2. On the other hand, that seven-hour drive does pass through some beautiful territory. Stretch it out into three days, and you might be able to see the Catskills, Cooperstown, the Finger Lakes region, Ithaca, Corning, Rochester, or any number of other places of historical or scenic interest. Tell us your interests, and ask for details.
3. When you get to Niagara, how long do you really want to spend? Most people can get their fill, and then some, of gawking at a waterfall after about three hours, max. So the question becomes, are you interested in any of that other stuff?
4. Are you eligible to travel into both Canada and the United States? Your experience at Niagara will be better if you are.

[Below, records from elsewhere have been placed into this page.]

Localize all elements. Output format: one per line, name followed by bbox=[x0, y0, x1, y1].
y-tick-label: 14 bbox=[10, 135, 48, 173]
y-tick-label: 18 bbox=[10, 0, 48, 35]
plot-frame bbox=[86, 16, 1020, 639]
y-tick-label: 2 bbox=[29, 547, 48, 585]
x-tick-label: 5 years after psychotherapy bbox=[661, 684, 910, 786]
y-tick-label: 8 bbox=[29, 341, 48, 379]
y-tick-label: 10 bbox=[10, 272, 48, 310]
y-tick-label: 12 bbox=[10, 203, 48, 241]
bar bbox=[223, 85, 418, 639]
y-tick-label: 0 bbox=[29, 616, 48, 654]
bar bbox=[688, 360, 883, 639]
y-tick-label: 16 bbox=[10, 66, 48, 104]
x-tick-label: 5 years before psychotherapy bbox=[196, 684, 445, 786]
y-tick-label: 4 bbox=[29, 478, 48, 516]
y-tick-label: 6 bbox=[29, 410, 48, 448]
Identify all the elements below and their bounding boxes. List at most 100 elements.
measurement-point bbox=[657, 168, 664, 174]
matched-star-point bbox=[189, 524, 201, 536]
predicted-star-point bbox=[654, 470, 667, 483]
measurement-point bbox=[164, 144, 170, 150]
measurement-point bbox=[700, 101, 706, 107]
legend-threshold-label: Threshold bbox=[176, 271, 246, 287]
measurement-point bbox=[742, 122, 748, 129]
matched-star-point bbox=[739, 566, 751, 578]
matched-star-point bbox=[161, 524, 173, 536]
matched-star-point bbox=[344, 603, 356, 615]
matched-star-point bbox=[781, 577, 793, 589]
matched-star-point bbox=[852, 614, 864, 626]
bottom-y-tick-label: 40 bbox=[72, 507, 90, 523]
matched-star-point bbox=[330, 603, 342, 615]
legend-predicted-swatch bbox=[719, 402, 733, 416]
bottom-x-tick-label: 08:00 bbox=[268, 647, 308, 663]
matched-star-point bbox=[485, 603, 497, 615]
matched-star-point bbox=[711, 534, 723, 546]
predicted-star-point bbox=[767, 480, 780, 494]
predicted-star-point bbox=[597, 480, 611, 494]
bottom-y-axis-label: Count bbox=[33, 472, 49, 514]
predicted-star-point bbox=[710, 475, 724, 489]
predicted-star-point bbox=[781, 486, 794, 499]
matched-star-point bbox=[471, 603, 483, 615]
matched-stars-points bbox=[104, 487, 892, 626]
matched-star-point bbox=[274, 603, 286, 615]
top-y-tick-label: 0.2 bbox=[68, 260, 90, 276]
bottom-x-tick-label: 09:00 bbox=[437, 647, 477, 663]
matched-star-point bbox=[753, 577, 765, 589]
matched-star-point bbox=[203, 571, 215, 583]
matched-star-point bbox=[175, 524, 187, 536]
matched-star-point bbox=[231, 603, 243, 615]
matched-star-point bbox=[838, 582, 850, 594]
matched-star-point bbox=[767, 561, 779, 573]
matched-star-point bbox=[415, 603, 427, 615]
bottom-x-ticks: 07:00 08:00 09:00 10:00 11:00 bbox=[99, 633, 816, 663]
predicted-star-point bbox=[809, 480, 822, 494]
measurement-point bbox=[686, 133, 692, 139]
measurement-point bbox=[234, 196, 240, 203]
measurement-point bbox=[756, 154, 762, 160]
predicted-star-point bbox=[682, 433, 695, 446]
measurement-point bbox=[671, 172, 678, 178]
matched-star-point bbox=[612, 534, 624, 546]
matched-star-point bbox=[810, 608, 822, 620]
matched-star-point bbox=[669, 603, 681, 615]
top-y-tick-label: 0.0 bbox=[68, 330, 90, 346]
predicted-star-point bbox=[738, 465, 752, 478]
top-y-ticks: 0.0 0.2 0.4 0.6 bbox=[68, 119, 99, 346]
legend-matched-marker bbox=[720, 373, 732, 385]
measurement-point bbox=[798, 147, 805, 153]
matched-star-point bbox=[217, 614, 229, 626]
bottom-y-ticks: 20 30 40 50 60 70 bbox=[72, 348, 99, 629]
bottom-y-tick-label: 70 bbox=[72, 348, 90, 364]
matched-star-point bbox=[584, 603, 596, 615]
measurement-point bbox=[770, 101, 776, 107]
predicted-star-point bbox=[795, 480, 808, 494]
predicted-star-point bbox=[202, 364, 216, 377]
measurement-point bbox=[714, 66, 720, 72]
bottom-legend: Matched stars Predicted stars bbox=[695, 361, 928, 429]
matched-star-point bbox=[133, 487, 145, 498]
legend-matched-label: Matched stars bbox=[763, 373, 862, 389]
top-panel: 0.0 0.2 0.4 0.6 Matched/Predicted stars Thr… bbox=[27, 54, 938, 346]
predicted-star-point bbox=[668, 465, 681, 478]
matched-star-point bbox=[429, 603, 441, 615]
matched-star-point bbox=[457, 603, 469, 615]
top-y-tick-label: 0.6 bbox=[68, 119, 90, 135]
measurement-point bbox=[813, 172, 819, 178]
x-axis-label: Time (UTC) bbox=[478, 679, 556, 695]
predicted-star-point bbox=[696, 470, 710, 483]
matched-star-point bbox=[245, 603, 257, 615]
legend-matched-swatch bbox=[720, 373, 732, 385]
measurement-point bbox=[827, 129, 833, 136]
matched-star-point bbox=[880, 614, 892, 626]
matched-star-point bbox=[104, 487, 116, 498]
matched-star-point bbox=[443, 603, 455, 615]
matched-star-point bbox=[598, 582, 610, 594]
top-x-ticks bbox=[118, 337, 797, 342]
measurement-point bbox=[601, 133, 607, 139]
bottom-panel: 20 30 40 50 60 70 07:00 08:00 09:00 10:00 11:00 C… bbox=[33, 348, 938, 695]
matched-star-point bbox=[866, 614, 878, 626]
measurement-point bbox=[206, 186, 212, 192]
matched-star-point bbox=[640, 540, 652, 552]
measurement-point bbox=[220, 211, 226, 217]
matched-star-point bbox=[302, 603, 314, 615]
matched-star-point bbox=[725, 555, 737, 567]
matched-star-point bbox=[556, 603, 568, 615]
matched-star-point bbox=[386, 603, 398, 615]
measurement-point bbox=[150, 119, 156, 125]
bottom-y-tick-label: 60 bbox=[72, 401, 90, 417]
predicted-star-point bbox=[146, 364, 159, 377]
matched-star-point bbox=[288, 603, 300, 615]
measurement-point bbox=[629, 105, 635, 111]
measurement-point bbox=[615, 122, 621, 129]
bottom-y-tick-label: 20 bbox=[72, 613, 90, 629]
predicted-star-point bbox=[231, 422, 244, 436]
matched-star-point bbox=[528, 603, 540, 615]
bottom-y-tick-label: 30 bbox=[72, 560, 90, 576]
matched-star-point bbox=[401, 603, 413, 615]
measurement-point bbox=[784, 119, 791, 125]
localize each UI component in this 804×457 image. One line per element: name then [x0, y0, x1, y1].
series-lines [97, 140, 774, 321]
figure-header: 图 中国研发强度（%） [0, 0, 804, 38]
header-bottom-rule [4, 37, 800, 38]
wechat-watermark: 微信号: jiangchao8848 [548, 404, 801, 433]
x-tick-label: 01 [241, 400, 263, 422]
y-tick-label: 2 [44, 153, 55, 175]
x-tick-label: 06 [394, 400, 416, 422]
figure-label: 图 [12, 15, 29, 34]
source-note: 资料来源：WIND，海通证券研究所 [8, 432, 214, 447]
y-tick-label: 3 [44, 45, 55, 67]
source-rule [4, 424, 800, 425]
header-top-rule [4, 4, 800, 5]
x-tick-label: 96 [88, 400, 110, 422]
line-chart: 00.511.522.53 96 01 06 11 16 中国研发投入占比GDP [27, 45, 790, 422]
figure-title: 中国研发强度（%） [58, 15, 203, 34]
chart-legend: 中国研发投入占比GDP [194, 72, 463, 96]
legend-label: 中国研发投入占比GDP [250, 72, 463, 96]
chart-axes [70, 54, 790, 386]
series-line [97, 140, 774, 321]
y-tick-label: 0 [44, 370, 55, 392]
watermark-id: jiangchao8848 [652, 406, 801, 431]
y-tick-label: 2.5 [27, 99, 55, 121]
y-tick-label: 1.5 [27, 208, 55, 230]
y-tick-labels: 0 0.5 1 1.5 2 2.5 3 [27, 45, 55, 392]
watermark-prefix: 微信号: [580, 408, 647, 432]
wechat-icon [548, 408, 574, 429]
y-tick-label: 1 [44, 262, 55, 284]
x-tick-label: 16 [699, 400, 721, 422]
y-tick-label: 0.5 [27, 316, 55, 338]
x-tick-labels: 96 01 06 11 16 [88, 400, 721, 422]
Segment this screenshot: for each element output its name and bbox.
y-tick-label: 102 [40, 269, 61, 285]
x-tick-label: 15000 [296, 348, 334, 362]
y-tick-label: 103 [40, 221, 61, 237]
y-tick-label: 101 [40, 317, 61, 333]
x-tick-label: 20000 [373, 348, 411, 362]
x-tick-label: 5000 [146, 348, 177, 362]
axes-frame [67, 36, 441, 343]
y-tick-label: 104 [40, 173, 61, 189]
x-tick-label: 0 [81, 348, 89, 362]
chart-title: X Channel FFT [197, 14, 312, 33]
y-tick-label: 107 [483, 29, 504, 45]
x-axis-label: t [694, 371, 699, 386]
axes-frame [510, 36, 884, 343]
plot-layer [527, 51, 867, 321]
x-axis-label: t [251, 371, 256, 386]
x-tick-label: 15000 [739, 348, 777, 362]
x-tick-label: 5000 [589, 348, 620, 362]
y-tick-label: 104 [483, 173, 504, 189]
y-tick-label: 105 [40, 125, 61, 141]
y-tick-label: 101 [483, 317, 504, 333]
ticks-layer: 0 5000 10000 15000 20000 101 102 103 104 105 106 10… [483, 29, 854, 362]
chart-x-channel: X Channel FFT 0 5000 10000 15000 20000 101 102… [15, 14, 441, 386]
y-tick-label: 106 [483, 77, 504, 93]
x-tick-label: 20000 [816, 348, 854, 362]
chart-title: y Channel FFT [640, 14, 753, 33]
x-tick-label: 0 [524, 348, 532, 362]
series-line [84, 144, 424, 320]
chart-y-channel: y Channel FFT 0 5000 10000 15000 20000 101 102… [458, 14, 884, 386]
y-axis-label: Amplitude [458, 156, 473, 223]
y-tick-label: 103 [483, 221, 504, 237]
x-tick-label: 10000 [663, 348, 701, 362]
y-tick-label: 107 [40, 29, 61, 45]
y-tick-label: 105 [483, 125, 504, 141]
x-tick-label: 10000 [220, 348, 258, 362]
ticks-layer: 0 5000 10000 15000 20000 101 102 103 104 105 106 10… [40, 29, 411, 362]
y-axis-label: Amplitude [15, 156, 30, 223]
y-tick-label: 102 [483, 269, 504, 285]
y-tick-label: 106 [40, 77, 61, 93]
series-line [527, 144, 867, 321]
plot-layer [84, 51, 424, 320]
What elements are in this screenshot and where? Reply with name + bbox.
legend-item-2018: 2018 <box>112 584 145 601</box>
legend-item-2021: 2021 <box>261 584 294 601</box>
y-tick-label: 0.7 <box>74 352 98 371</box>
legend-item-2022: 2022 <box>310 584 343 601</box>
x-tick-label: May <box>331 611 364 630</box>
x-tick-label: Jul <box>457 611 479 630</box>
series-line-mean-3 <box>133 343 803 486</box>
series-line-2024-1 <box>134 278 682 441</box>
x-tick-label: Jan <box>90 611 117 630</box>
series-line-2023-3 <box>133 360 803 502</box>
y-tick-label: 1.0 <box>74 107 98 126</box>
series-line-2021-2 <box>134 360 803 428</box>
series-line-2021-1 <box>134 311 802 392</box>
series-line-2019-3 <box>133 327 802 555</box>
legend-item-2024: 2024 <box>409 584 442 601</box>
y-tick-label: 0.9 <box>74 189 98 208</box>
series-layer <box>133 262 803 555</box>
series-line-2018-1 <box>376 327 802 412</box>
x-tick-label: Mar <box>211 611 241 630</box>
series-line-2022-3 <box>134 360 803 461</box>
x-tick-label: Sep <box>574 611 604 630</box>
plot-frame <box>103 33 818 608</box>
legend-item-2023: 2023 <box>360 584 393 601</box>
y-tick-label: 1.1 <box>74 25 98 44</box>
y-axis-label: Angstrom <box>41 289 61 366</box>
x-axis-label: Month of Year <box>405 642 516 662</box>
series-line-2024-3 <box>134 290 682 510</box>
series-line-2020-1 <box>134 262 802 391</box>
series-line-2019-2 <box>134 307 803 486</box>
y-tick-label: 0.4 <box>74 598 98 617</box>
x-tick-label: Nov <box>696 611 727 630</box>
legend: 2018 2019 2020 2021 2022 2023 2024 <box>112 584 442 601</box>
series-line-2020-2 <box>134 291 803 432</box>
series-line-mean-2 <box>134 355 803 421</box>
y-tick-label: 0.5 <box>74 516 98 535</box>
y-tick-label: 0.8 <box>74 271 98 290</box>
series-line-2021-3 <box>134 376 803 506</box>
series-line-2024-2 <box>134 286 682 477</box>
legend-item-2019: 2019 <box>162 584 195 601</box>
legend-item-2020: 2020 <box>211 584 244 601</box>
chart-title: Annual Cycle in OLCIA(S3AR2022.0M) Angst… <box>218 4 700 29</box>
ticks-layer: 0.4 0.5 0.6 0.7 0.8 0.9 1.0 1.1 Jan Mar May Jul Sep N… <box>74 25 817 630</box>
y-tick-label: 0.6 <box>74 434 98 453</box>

Consider visa questions before going--you must meet Canada's requirements to enter Canada, and the USA's requirements when you re-enter the US. Note that time spent in Canada (at Niagara or anywhere) counts as part of your original 90-day entry if you entered the USA on the Visa Waiver Program. That is, a border hop at Niagara (or anywhere else) does not reset the clock and give you a fresh 90 days. So don't go to Niagara if what you want is a visa "adjustment"--it won't work.
As noted, it's a seven-hour drive if you take the direct route from New York City. But what if you can't drive? If so, the question of whether to visit Niagara becomes much less of a close one.
There are trains that serve Niagara from New York or Toronto (currently three trains daily; it takes 9.5 hours from New York). Bus is even slower. Both bus and train avoid the scenic parts of New York State. If you decide to fly, Buffalo is probably your best bet; there is a city bus that runs between the airport and downtown Niagara Falls NY.
Now for some opinion: This is strictly my own view, but I think it's shared by the majority of people here. Go to Niagara if you've always wanted to go. Go if you're in the area anyway (either headed to Toronto, or headed to Ohio and points west). If you're not in either of those two categories, don't go out of your way to see Niagara (at least not far out of your way). This is especially so if you're not interested in, or don't have time for, anything else in upstate New York.
In any case, I'd say Niagara is worth a half-day, or an overnight stay at most. The people who want to spend three days at Niagara are, in my view, wasting two days.